Documenting Your Foundational Beliefs
Documenting your beliefs does more than capture your history. It becomes one of the most strategic acts a leadership team can take.
Clear beliefs:
Scale meaning. They give everyone a shared language for why the work matters.
Shape culture. They set the tone for what is valued and how people show up.
Inform strategy. They become a filter for making aligned, values-driven decisions.
But writing them down does not make them real. Beliefs shape culture only when leaders consistently reinforce them through decisions, recognition, storytelling, and systems.
The document is a starting point, a shared foundation for meaning, but it is what you do with it every day that turns belief into culture.
When we help leadership teams identify their organizational beliefs, we often begin by asking them to reflect on their founding story and finish a few simple prompts:
We exist because we believe ___________.
We believe our work matters because ___________.
We believe the world is better when ___________.
These beliefs often surface quickly, because they have been there all along, woven into the organization’s origin story, decisions, and language.
Once documented, beliefs become a compass. They remind people why their work matters, guide leaders when decisions get complex, and help new employees connect to the deeper meaning behind the mission.
From Articulation to Activation
Writing down your core beliefs is not the finish line. It is the beginning of the real work. Beliefs do not live in documents; they live in the decisions leaders make, the stories they tell, and the way people experience work every day.
When consistently lived out, those beliefs become contagious. They spread meaning throughout the organization, not by mandate, but through alignment. When people who share a belief find each other, the result is more than alignment.
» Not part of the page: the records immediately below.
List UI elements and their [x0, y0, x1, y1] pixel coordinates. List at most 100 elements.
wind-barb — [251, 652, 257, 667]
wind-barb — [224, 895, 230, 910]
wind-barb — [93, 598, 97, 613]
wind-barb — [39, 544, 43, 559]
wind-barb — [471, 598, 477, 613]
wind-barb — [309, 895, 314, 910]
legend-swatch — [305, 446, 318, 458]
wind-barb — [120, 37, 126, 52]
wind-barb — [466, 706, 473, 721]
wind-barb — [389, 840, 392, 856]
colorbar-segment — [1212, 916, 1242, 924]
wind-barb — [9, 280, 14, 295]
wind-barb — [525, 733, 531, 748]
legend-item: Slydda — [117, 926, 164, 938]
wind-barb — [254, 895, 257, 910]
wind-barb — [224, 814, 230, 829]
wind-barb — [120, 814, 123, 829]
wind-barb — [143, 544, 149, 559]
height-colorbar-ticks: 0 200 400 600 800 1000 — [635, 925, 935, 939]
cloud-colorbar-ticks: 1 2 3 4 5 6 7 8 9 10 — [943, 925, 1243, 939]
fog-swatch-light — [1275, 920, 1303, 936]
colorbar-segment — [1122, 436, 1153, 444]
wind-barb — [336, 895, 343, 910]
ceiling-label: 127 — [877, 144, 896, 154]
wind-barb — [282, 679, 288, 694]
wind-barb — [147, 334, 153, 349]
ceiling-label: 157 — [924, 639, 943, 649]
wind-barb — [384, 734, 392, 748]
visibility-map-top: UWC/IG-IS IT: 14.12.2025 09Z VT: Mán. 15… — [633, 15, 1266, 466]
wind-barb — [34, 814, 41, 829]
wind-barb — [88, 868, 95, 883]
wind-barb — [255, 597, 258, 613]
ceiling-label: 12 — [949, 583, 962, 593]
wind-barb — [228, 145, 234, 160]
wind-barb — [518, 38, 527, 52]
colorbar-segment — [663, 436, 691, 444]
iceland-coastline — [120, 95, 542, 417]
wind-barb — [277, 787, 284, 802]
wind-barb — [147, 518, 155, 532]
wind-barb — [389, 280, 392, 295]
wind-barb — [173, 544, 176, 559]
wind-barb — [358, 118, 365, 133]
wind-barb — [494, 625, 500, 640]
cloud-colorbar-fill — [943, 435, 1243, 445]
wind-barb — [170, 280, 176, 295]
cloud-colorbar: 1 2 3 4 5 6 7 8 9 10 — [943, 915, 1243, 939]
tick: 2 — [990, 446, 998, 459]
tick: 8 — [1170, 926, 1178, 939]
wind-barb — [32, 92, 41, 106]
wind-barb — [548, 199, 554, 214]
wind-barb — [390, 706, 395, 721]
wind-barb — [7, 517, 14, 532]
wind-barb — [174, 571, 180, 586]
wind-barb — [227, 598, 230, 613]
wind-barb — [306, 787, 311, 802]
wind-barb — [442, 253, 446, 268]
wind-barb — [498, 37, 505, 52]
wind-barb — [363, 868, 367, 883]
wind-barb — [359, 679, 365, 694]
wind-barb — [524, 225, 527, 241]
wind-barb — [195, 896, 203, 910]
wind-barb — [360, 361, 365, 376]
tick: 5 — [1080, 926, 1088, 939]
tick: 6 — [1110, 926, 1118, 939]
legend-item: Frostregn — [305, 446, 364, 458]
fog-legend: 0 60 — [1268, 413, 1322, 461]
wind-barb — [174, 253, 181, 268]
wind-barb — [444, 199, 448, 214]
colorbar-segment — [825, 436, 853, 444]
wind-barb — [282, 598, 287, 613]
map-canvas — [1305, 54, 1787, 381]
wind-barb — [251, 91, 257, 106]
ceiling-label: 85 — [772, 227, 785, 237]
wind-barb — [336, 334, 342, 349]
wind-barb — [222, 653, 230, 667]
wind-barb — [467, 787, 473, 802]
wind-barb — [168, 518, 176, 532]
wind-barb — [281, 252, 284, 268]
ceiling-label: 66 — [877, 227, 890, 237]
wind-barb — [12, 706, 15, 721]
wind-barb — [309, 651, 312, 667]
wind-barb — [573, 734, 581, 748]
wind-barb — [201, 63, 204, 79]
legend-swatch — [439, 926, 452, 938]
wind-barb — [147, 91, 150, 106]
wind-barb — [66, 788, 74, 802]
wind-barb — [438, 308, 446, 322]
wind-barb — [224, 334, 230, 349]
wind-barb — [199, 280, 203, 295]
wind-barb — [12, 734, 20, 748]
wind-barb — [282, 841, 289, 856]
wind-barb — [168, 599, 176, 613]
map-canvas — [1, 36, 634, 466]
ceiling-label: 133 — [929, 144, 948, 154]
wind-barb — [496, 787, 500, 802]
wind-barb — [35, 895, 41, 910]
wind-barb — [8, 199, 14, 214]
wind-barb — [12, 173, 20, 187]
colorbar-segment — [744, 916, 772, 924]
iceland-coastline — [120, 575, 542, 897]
When clearly named, documented, and lived, they turn routine work into a shared act of conviction. They remind people that they are not just performing tasks, they are participating in something they believe in.
Reflection Questions:
What deep convictions gave rise to your mission?
Are those beliefs documented and visible across your organization?
How might you more intentionally weave those beliefs into your culture and strategy?